The people in the city seem fixated on the afterlife as opposed to the life on earth. They believe that the end would justify the means of the journey at all costs. For instance, as the murderous Saul approaches the church, he kneels to atone for his sins consoling himself that ‘Acts of war against the enemies of God had been committed for centuries. Forgiveness was assured’ (Brown 8). This mindset indicates that people have a shallow view of the forgiveness of the Lord. This is a misleading viewpoint as it encourages a sinful life where people do not bother to change their ways at all.
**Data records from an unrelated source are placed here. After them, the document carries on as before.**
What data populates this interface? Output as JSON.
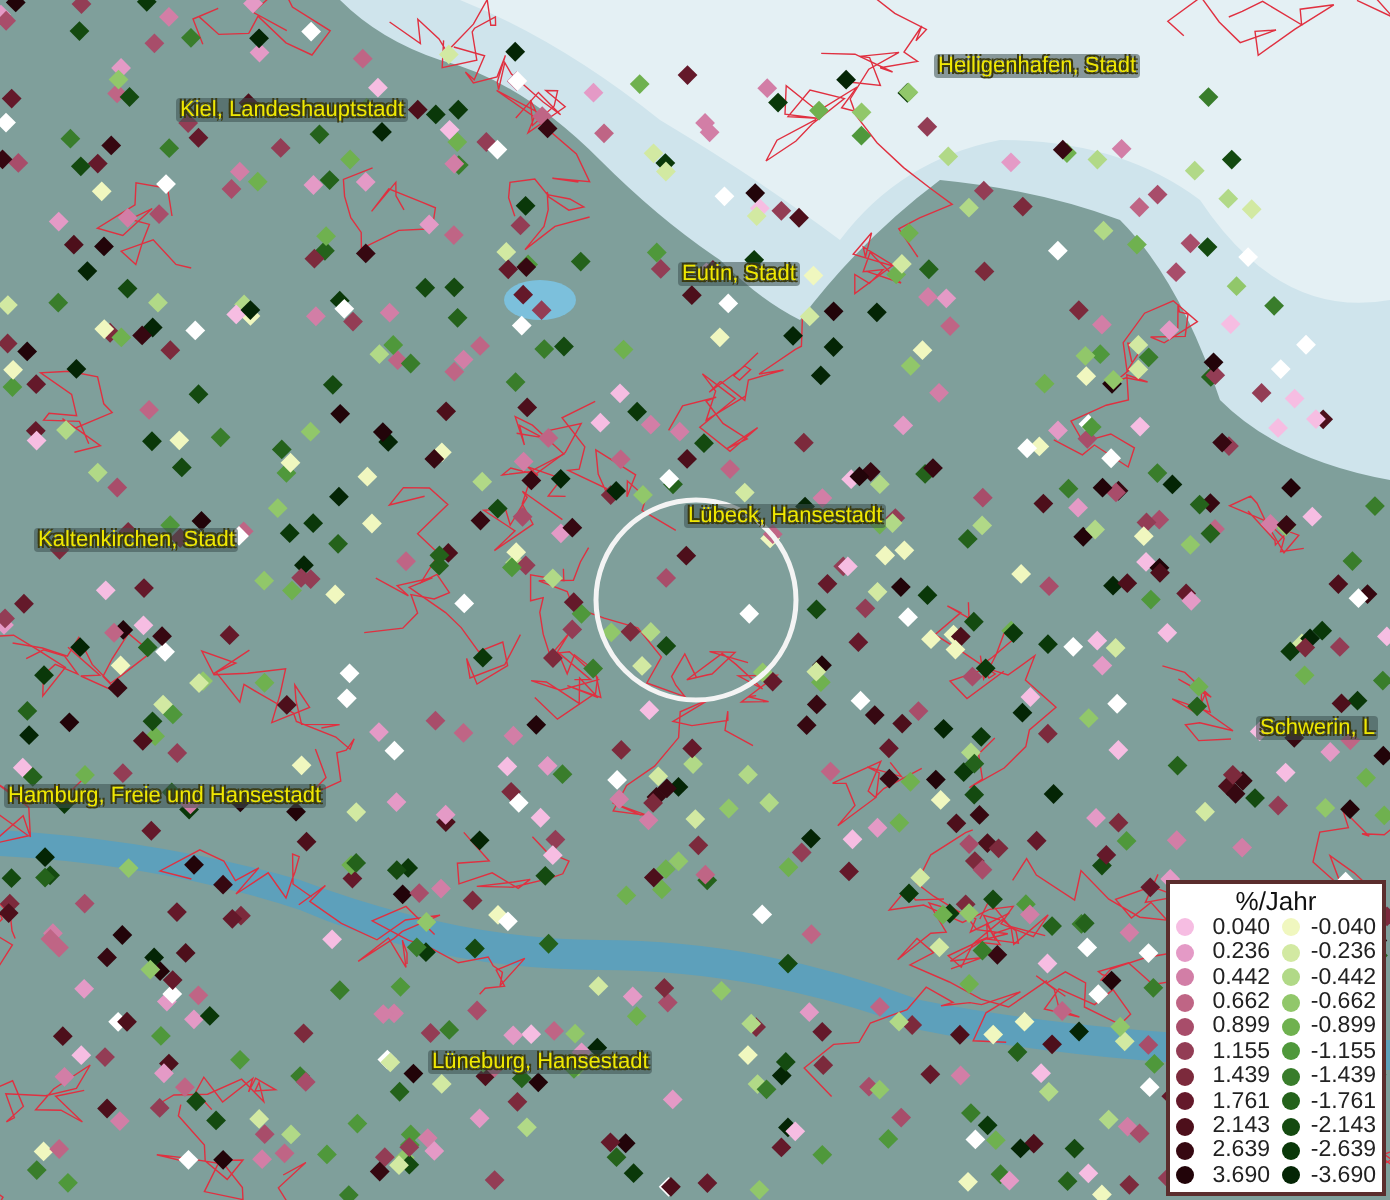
{
  "map": {
    "places": [
      {
        "name": "Heiligenhafen, Stadt"
      },
      {
        "name": "Kiel, Landeshauptstadt"
      },
      {
        "name": "Eutin, Stadt"
      },
      {
        "name": "Kaltenkirchen, Stadt"
      },
      {
        "name": "Lübeck, Hansestadt"
      },
      {
        "name": "Schwerin, L"
      },
      {
        "name": "Hamburg, Freie und Hansestadt"
      },
      {
        "name": "Lüneburg, Hansestadt"
      }
    ]
  },
  "legend": {
    "title": "%/Jahr",
    "positive": [
      {
        "value": "0.040",
        "color": "#f6bde2"
      },
      {
        "value": "0.236",
        "color": "#e49ac6"
      },
      {
        "value": "0.442",
        "color": "#d27ea6"
      },
      {
        "value": "0.662",
        "color": "#bf6585"
      },
      {
        "value": "0.899",
        "color": "#a84d6a"
      },
      {
        "value": "1.155",
        "color": "#933d55"
      },
      {
        "value": "1.439",
        "color": "#7c2a3c"
      },
      {
        "value": "1.761",
        "color": "#64192a"
      },
      {
        "value": "2.143",
        "color": "#4d0f1b"
      },
      {
        "value": "2.639",
        "color": "#360811"
      },
      {
        "value": "3.690",
        "color": "#220409"
      }
    ],
    "negative": [
      {
        "value": "-0.040",
        "color": "#f0f7bf"
      },
      {
        "value": "-0.236",
        "color": "#d2e9a2"
      },
      {
        "value": "-0.442",
        "color": "#b1d987"
      },
      {
        "value": "-0.662",
        "color": "#91c76a"
      },
      {
        "value": "-0.899",
        "color": "#6fb14f"
      },
      {
        "value": "-1.155",
        "color": "#4f983b"
      },
      {
        "value": "-1.439",
        "color": "#397d2b"
      },
      {
        "value": "-1.761",
        "color": "#24621b"
      },
      {
        "value": "-2.143",
        "color": "#144a10"
      },
      {
        "value": "-2.639",
        "color": "#0a3809"
      },
      {
        "value": "-3.690",
        "color": "#042505"
      }
    ]
  }
}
This inclination to the idea that God forgives everything done for an agreeable course does more harm than good.


The Da Vinci Code is without a successful fictional work that holds an utterly provocative stance of promoting anti-theism and Gnomish nature. Brown seeks to explore the manner in which people use sinful ways to justify their semblance of ultimate happiness and satisfaction. In the film, the die-hard catholic Silas seems determined to secure the keystone, regardless of the challenges. As he kills the four brothers, he normalizes death and pain. This aspect confirms that he detached his soul from feelings. In other scenes, he murders in cold blood and takes pride in those actions hence confirming that crime is a non-issue if the intention is God-inspired. Later he confesses his sins proving that at the end of the day, prayer neutralizes wrongs. The instances present mocking and disregarding view of the Christian faith. The cults, Christians having extremist tendencies, as well as misinformed conceptions of the Holy Grail and Jesus Christ mirror the society’s attempt to cover for its worldly ways. Overall, the film employs a sinful focal point of the followers thus slanders Christian living.